Article by: Hari Yellina
If COVID-19 has taught us much about migration, it is that Australia is reliant on it. Approximately 7% of our employees is on a temporary visa. During the pandemic, many overseas students, backpackers, and other temporary visa holders abruptly left, revealing how important these workers are to the Australian workforce. A new agriculture visa was created in response to industry demands for workers, Labor pledged an expanded Pacific Australia Labour Mobility Scheme, and international students were given unlimited work privileges. However, the government chosen on May 21 will inherit Australia’s grim record of foreign worker wage fraud.
Between 2016 and 2019, official polls of over 8000 international students repeatedly revealed that the majority were underpaid. One out of every four people earns less than half the minimum hourly wage, while nine out of ten people suffer wage theft in silence and do nothing about it. Nine out of ten people believe that many or all other migrant workers are underpaid. The problem was described as “systematic, prolonged, and disgraceful” by a Senate Committee investigating criminal underpayment of employees in March 2022. Because labour law violations are rarely consistently detected or punished, exploitation thrives. Because the system is stacked against them at every stage of the wage claim procedure, most workers are unable to pursue their employer directly.
The future government will have to make a decision. Its first option is to take the opportunity while the number of migrant workers in Australia is still relatively low to repair the components of the system that allow wage theft to grow. By explicitly signalling that foreign workers are valued members of the Australian community and workforce, meaningful change will help repair the damage inflicted by Australia’s treatment of migrant workers during COVID-19. The second option is to continue tinkering around the margins of the problem, purposefully placing hundreds of thousands of young migrants in exploitative, low-paying positions that they would most likely endure in quiet.
If the government is serious about reform, it must acknowledge that wage theft among foreign workers is a systematic problem, not the result of a few bad apples. Businesses who do the right thing must compete with the innumerable others who happily adopt wage theft as a business model, confident that they will avoid investigation or enjoy impunity.

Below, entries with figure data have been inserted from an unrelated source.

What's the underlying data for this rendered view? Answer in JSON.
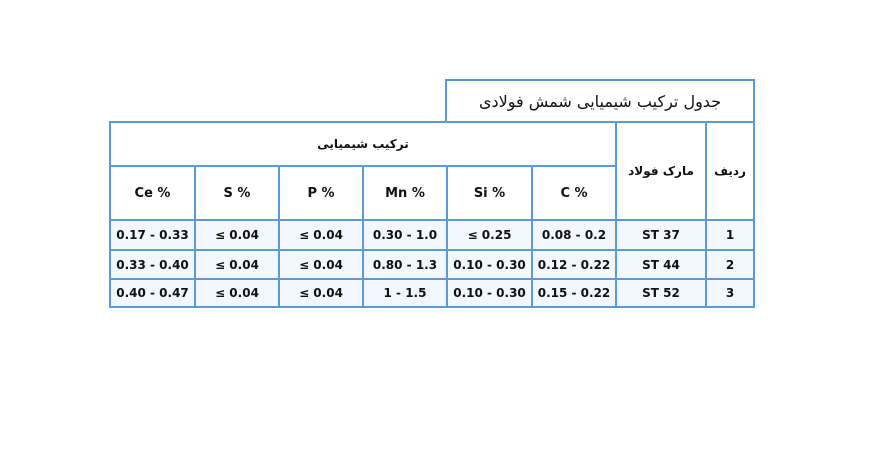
{
  "title": "جدول ترکیب شیمیایی شمش فولادی",
  "headers": {
    "row_label": "ردیف",
    "grade": "مارک فولاد",
    "composition": "ترکیب شیمیایی",
    "columns": [
      "C %",
      "Si %",
      "Mn %",
      "P %",
      "S %",
      "Ce %"
    ]
  },
  "rows": [
    [
      "1",
      "ST 37",
      "0.08 - 0.2",
      "≤ 0.25",
      "0.30 - 1.0",
      "≤ 0.04",
      "≤ 0.04",
      "0.17 - 0.33"
    ],
    [
      "2",
      "ST 44",
      "0.12 - 0.22",
      "0.10 - 0.30",
      "0.80 - 1.3",
      "≤ 0.04",
      "≤ 0.04",
      "0.33 - 0.40"
    ],
    [
      "3",
      "ST 52",
      "0.15 - 0.22",
      "0.10 - 0.30",
      "1 - 1.5",
      "≤ 0.04",
      "≤ 0.04",
      "0.40 - 0.47"
    ]
  ]
}
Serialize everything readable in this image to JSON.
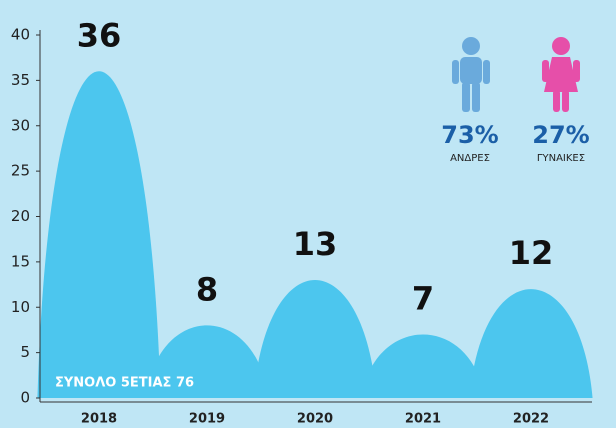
{
  "chart_data": {
    "type": "bump",
    "categories": [
      "2018",
      "2019",
      "2020",
      "2021",
      "2022"
    ],
    "values": [
      36,
      8,
      13,
      7,
      12
    ],
    "color": "#4cc6ee",
    "ylim": [
      0,
      40
    ],
    "yticks": [
      0,
      5,
      10,
      15,
      20,
      25,
      30,
      35,
      40
    ],
    "grid": false,
    "annotations": [
      "73%",
      "ΑΝΔΡΕΣ",
      "27%",
      "ΓΥΝΑΙΚΕΣ",
      "ΣΥΝΟΛΟ 5ΕΤΙΑΣ 76"
    ]
  }
}
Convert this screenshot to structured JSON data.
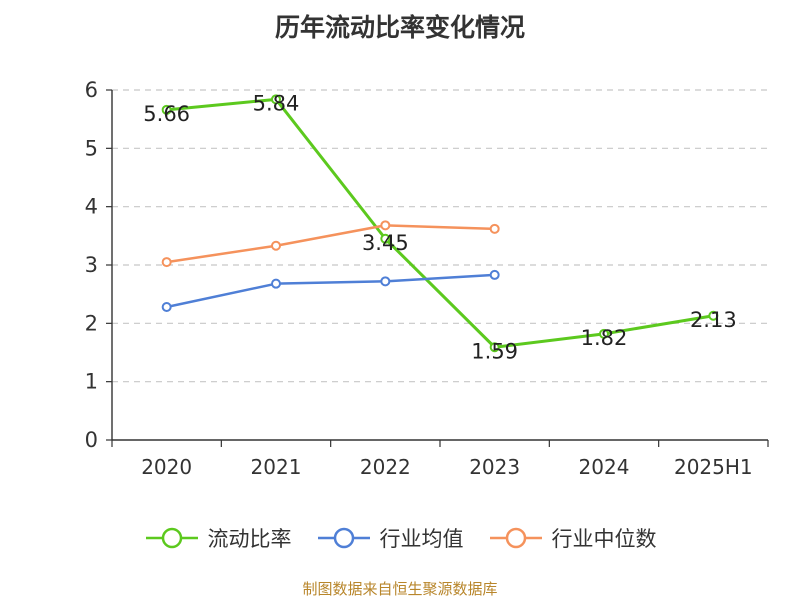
{
  "chart_data": {
    "type": "line",
    "title": "历年流动比率变化情况",
    "categories": [
      "2020",
      "2021",
      "2022",
      "2023",
      "2024",
      "2025H1"
    ],
    "ylim": [
      0,
      6
    ],
    "yticks": [
      0,
      1,
      2,
      3,
      4,
      5,
      6
    ],
    "grid": true,
    "legend_position": "bottom",
    "series": [
      {
        "name": "流动比率",
        "color": "#5cc91e",
        "values": [
          5.66,
          5.84,
          3.45,
          1.59,
          1.82,
          2.13
        ],
        "labels": [
          "5.66",
          "5.84",
          "3.45",
          "1.59",
          "1.82",
          "2.13"
        ]
      },
      {
        "name": "行业均值",
        "color": "#4f7fd6",
        "values": [
          2.28,
          2.68,
          2.72,
          2.83,
          null,
          null
        ]
      },
      {
        "name": "行业中位数",
        "color": "#f5925c",
        "values": [
          3.05,
          3.33,
          3.68,
          3.62,
          null,
          null
        ]
      }
    ]
  },
  "source": "制图数据来自恒生聚源数据库"
}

The government must face the fact that migrant workers are unable to report exploitation in a safe manner, and enforcement measures are ineffective. A cross-government migrant worker taskforce issued 22 specific proposals in 2019. The government has stated that it supports all of the suggestions, but has implemented just a small portion of them.

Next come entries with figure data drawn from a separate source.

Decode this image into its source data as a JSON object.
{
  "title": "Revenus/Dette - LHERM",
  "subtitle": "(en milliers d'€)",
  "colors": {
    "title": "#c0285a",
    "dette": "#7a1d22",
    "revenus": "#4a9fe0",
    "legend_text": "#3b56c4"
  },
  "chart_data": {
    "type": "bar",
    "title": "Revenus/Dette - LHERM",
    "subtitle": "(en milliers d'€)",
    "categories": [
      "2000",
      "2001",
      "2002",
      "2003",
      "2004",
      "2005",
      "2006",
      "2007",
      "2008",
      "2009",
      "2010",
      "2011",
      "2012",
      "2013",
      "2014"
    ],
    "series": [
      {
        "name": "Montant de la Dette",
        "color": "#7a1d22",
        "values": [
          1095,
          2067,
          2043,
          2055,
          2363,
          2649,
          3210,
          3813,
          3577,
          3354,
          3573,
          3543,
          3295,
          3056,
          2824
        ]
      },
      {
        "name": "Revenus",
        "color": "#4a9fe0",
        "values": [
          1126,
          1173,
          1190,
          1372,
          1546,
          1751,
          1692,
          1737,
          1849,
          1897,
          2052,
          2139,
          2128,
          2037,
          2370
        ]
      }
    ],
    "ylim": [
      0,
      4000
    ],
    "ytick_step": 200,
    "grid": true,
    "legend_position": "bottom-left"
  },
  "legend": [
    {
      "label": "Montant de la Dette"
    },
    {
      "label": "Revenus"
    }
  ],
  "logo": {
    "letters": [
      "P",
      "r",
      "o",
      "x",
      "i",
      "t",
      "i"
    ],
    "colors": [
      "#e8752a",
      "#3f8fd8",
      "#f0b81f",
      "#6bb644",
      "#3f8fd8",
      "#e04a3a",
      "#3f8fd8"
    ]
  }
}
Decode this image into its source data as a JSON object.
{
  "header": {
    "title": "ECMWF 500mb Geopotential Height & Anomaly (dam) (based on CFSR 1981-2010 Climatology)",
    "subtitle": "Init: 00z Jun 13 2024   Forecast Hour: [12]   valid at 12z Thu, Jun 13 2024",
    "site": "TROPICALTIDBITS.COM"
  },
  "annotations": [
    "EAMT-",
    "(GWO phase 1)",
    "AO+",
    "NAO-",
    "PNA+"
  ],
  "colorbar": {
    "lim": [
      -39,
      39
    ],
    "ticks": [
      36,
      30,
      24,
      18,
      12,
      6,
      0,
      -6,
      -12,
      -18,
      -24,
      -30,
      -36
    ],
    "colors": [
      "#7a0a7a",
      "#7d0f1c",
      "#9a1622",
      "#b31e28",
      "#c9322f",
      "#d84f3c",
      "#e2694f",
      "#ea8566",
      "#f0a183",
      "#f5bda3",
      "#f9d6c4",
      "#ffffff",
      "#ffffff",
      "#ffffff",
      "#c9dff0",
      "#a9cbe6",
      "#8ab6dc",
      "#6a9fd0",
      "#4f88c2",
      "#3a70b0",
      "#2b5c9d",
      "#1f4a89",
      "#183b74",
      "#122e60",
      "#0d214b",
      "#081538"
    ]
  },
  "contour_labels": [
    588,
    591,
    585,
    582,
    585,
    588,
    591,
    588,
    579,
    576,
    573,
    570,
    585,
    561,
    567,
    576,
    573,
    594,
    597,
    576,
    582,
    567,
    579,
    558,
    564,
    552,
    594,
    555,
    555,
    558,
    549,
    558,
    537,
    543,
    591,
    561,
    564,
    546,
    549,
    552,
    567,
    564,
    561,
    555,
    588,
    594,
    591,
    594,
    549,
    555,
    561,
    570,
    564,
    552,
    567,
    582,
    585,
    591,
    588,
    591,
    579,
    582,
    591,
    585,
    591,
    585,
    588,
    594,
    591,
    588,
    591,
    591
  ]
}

Many parliamentary inquiries since then have reiterated and added to these recommendations. These suggestions have also been mostly ignored. It is past time for an Australian government to raise the bar and take a systemic, evidence-based approach to migrant exploitation, learning from what is working in other nations. Australia cannot afford to lose this chance if it is truly committed to guaranteeing labour compliance and combating forced labour and modern slavery.